IF 2.8 4区 医学 Q3 CHEMISTRY, MEDICINAL Pub Date : 2025-03-01 DOI: 10.1002/minf.202500067
Alec Lamens, Jürgen Bajorath

Feature attribution methods from explainable artificial intelligence (XAI) provide explanations of machine learning models by quantifying feature importance for predictions of test instances. While features determining individual predictions have frequently been identified in machine learning applications, the consistency of feature importance-based explanations of machine learning models using different attribution methods has not been thoroughly investigated. We have systematically compared model explanations in molecular machine learning. Therefore, a test system of highly accurate compound activity predictions for different targets using different machine learning methods was generated. For these predictions, explanations were computed using methodological variants of the Shapley value formalism, a popular feature attribution approach in machine learning adapted from game theory. Predictions of each model were assessed using a model-agnostic and model-specific Shapley value-based method. The resulting feature importance distributions were characterized and compared by a global statistical analysis using diverse measures. Unexpectedly, methodological variants for Shapley value calculations yielded distinct feature importance distributions for highly accurate predictions. There was only little agreement between alternative model explanations. Our findings suggest that feature importance-based explanations of machine learning predictions should include an assessment of consistency using alternative methods.

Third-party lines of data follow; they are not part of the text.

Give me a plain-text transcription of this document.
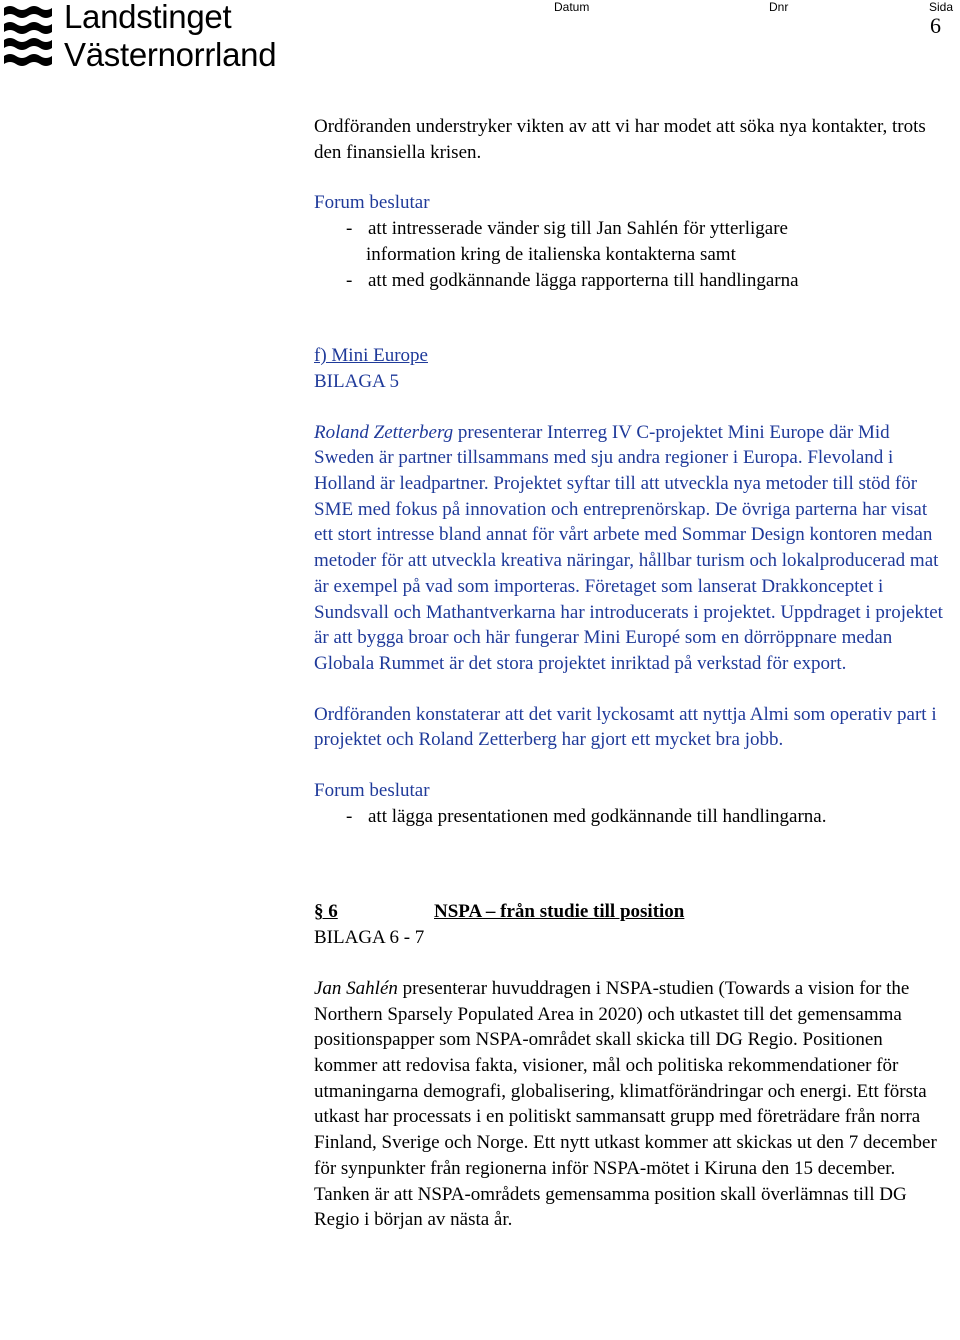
Landstinget
Västernorrland
Datum	Dnr	Sida
6

Ordföranden understryker vikten av att vi har modet att söka nya kontakter, trots den finansiella krisen.

Forum beslutar

- att intresserade vänder sig till Jan Sahlén för ytterligare
information kring de italienska kontakterna samt
- att med godkännande lägga rapporterna till handlingarna

f) Mini Europe

BILAGA 5

Roland Zetterberg presenterar Interreg IV C-projektet Mini Europe där Mid Sweden är partner tillsammans med sju andra regioner i Europa. Flevoland i Holland är leadpartner. Projektet syftar till att utveckla nya metoder till stöd för SME med fokus på innovation och entreprenörskap. De övriga parterna har visat ett stort intresse bland annat för vårt arbete med Sommar Design kontoren medan metoder för att utveckla kreativa näringar, hållbar turism och lokalproducerad mat är exempel på vad som importeras. Företaget som lanserat Drakkonceptet i Sundsvall och Mathantverkarna har introducerats i projektet. Uppdraget i projektet är att bygga broar och här fungerar Mini Europé som en dörröppnare medan Globala Rummet är det stora projektet inriktad på verkstad för export.

Ordföranden konstaterar att det varit lyckosamt att nyttja Almi som operativ part i projektet och Roland Zetterberg har gjort ett mycket bra jobb.

Forum beslutar

- att lägga presentationen med godkännande till handlingarna.
§ 6	NSPA – från studie till position

BILAGA 6 - 7

Jan Sahlén presenterar huvuddragen i NSPA-studien (Towards a vision for the Northern Sparsely Populated Area in 2020) och utkastet till det gemensamma positionspapper som NSPA-området skall skicka till DG Regio. Positionen kommer att redovisa fakta, visioner, mål och politiska rekommendationer för utmaningarna demografi, globalisering, klimatförändringar och energi. Ett första utkast har processats i en politiskt sammansatt grupp med företrädare från norra Finland, Sverige och Norge. Ett nytt utkast kommer att skickas ut den 7 december för synpunkter från regionerna inför NSPA-mötet i Kiruna den 15 december. Tanken är att NSPA-områdets gemensamma position skall överlämnas till DG Regio i början av nästa år.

可解释人工智能(XAI)的特征归因方法通过量化特征对测试实例预测的重要性来解释机器学习模型。虽然在机器学习应用中,决定单个预测的特征经常被识别出来,但使用不同归因方法对机器学习模型进行的基于特征重要性的解释的一致性尚未得到深入研究。我们系统地比较了分子机器学习中的模型解释。因此,我们利用不同的机器学习方法生成了一个针对不同靶点的高精度化合物活性预测测试系统。对于这些预测,我们使用沙普利值形式主义的方法变体来计算解释,沙普利值形式主义是机器学习中一种流行的特征归因方法,由博弈论改编而来。使用基于 Shapley 值的模型无关和特定模型方法对每个模型的预测进行了评估。通过使用不同的测量方法进行全局统计分析,对得出的特征重要性分布进行了表征和比较。出乎意料的是,夏普利值计算方法的变体产生了不同的特征重要性分布,从而实现了高度准确的预测。替代模型解释之间的一致性很低。我们的研究结果表明,基于特征重要性的机器学习预测解释应包括使用替代方法对一致性进行评估。

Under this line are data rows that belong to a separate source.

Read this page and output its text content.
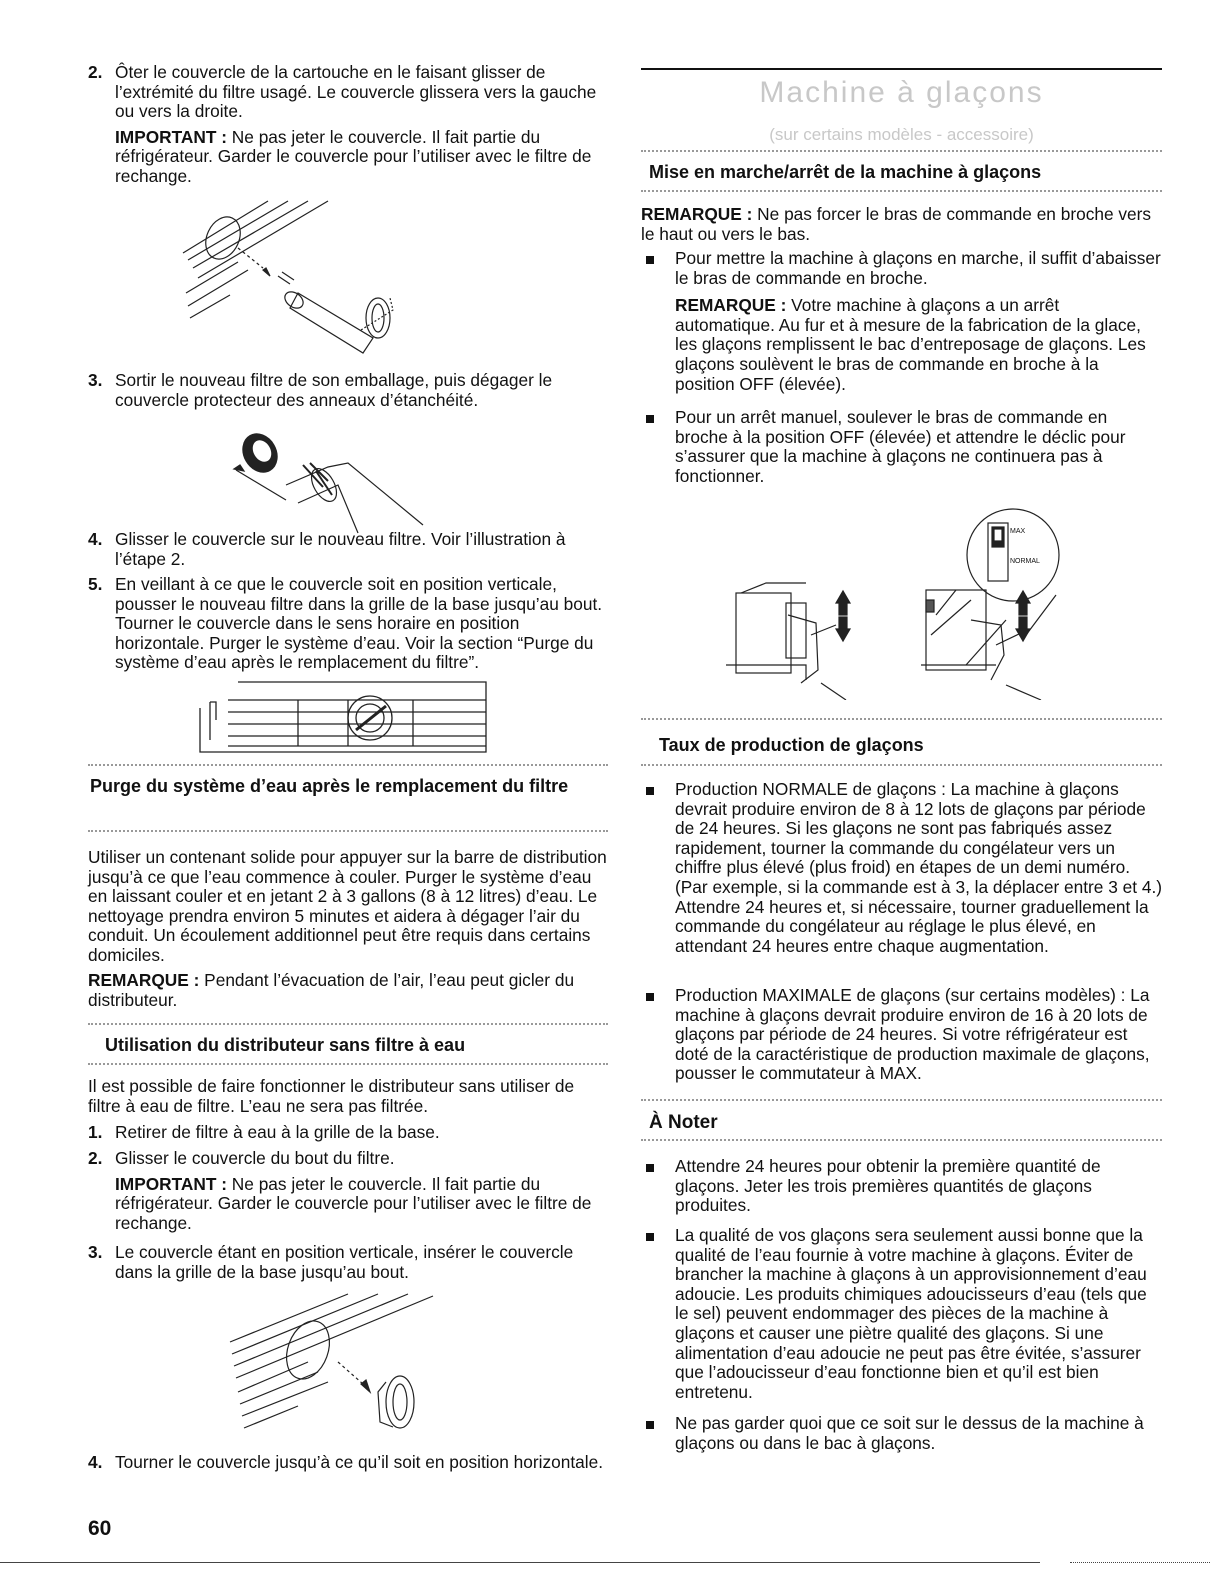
2. Ôter le couvercle de la cartouche en le faisant glisser de l’extrémité du filtre usagé. Le couvercle glissera vers la gauche ou vers la droite.

IMPORTANT : Ne pas jeter le couvercle. Il fait partie du réfrigérateur. Garder le couvercle pour l’utiliser avec le filtre de rechange.

3. Sortir le nouveau filtre de son emballage, puis dégager le couvercle protecteur des anneaux d’étanchéité.

4. Glisser le couvercle sur le nouveau filtre. Voir l’illustration à l’étape 2.

5. En veillant à ce que le couvercle soit en position verticale, pousser le nouveau filtre dans la grille de la base jusqu’au bout. Tourner le couvercle dans le sens horaire en position horizontale. Purger le système d’eau. Voir la section “Purge du système d’eau après le remplacement du filtre”.

Purge du système d’eau après le remplacement du filtre

Utiliser un contenant solide pour appuyer sur la barre de distribution jusqu’à ce que l’eau commence à couler. Purger le système d’eau en laissant couler et en jetant 2 à 3 gallons (8 à 12 litres) d’eau. Le nettoyage prendra environ 5 minutes et aidera à dégager l’air du conduit. Un écoulement additionnel peut être requis dans certains domiciles.

REMARQUE : Pendant l’évacuation de l’air, l’eau peut gicler du distributeur.

Utilisation du distributeur sans filtre à eau

Il est possible de faire fonctionner le distributeur sans utiliser de filtre à eau de filtre. L’eau ne sera pas filtrée.

1. Retirer de filtre à eau à la grille de la base.

2. Glisser le couvercle du bout du filtre.

IMPORTANT : Ne pas jeter le couvercle. Il fait partie du réfrigérateur. Garder le couvercle pour l’utiliser avec le filtre de rechange.

3. Le couvercle étant en position verticale, insérer le couvercle dans la grille de la base jusqu’au bout.

4. Tourner le couvercle jusqu’à ce qu’il soit en position horizontale.

60
Machine à glaçons
(sur certains modèles - accessoire)
Mise en marche/arrêt de la machine à glaçons

REMARQUE : Ne pas forcer le bras de commande en broche vers le haut ou vers le bas.

Pour mettre la machine à glaçons en marche, il suffit d’abaisser le bras de commande en broche.

REMARQUE : Votre machine à glaçons a un arrêt automatique. Au fur et à mesure de la fabrication de la glace, les glaçons remplissent le bac d’entreposage de glaçons. Les glaçons soulèvent le bras de commande en broche à la position OFF (élevée).

Pour un arrêt manuel, soulever le bras de commande en broche à la position OFF (élevée) et attendre le déclic pour s’assurer que la machine à glaçons ne continuera pas à fonctionner.

MAX
NORMAL
Taux de production de glaçons

Production NORMALE de glaçons : La machine à glaçons devrait produire environ de 8 à 12 lots de glaçons par période de 24 heures. Si les glaçons ne sont pas fabriqués assez rapidement, tourner la commande du congélateur vers un chiffre plus élevé (plus froid) en étapes de un demi numéro. (Par exemple, si la commande est à 3, la déplacer entre 3 et 4.) Attendre 24 heures et, si nécessaire, tourner graduellement la commande du congélateur au réglage le plus élevé, en attendant 24 heures entre chaque augmentation.

Production MAXIMALE de glaçons (sur certains modèles) : La machine à glaçons devrait produire environ de 16 à 20 lots de glaçons par période de 24 heures. Si votre réfrigérateur est doté de la caractéristique de production maximale de glaçons, pousser le commutateur à MAX.

À Noter

Attendre 24 heures pour obtenir la première quantité de glaçons. Jeter les trois premières quantités de glaçons produites.

La qualité de vos glaçons sera seulement aussi bonne que la qualité de l’eau fournie à votre machine à glaçons. Éviter de brancher la machine à glaçons à un approvisionnement d’eau adoucie. Les produits chimiques adoucisseurs d’eau (tels que le sel) peuvent endommager des pièces de la machine à glaçons et causer une piètre qualité des glaçons. Si une alimentation d’eau adoucie ne peut pas être évitée, s’assurer que l’adoucisseur d’eau fonctionne bien et qu’il est bien entretenu.

Ne pas garder quoi que ce soit sur le dessus de la machine à glaçons ou dans le bac à glaçons.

{"title":"Comparing Explanations of Molecular Machine Learning Models Generated with Different Methods for the Calculation of Shapley Values.","authors":"Alec Lamens, Jürgen Bajorath","doi":"10.1002/minf.202500067","DOIUrl":"10.1002/minf.202500067","url":null,"abstract":"<p><p>Feature attribution methods from explainable artificial intelligence (XAI) provide explanations of machine learning models by quantifying feature importance for predictions of test instances. While features determining individual predictions have frequently been identified in machine learning applications, the consistency of feature importance-based explanations of machine learning models using different attribution methods has not been thoroughly investigated. We have systematically compared model explanations in molecular machine learning. Therefore, a test system of highly accurate compound activity predictions for different targets using different machine learning methods was generated. For these predictions, explanations were computed using methodological variants of the Shapley value formalism, a popular feature attribution approach in machine learning adapted from game theory. Predictions of each model were assessed using a model-agnostic and model-specific Shapley value-based method. The resulting feature importance distributions were characterized and compared by a global statistical analysis using diverse measures. Unexpectedly, methodological variants for Shapley value calculations yielded distinct feature importance distributions for highly accurate predictions. There was only little agreement between alternative model explanations. Our findings suggest that feature importance-based explanations of machine learning predictions should include an assessment of consistency using alternative methods.</p>","PeriodicalId":18853,"journal":{"name":"Molecular Informatics","volume":"44 3","pages":"e202500067"},"PeriodicalIF":2.8,"publicationDate":"2025-03-01","publicationTypes":"Journal Article","fieldsOfStudy":null,"isOpenAccess":false,"openAccessPdf":"https://www.ncbi.nlm.nih.gov/pmc/articles/PMC11925390/pdf/","citationCount":null,"resultStr":null,"platform":"Semanticscholar","paperid":"143670517","PeriodicalName":null,"FirstCategoryId":null,"ListUrlMain":null,"RegionNum":4,"RegionCategory":"医学","ArticlePicture":[],"TitleCN":null,"AbstractTextCN":null,"PMCID":"OA","EPubDate":null,"PubModel":null,"JCR":null,"JCRName":null,"Score":null,"Total":0}
引用次数: 0
An Integrated Fuzzy Neural Network and Topological Data Analysis for Molecular Graph Representation Learning and Property Forecasting.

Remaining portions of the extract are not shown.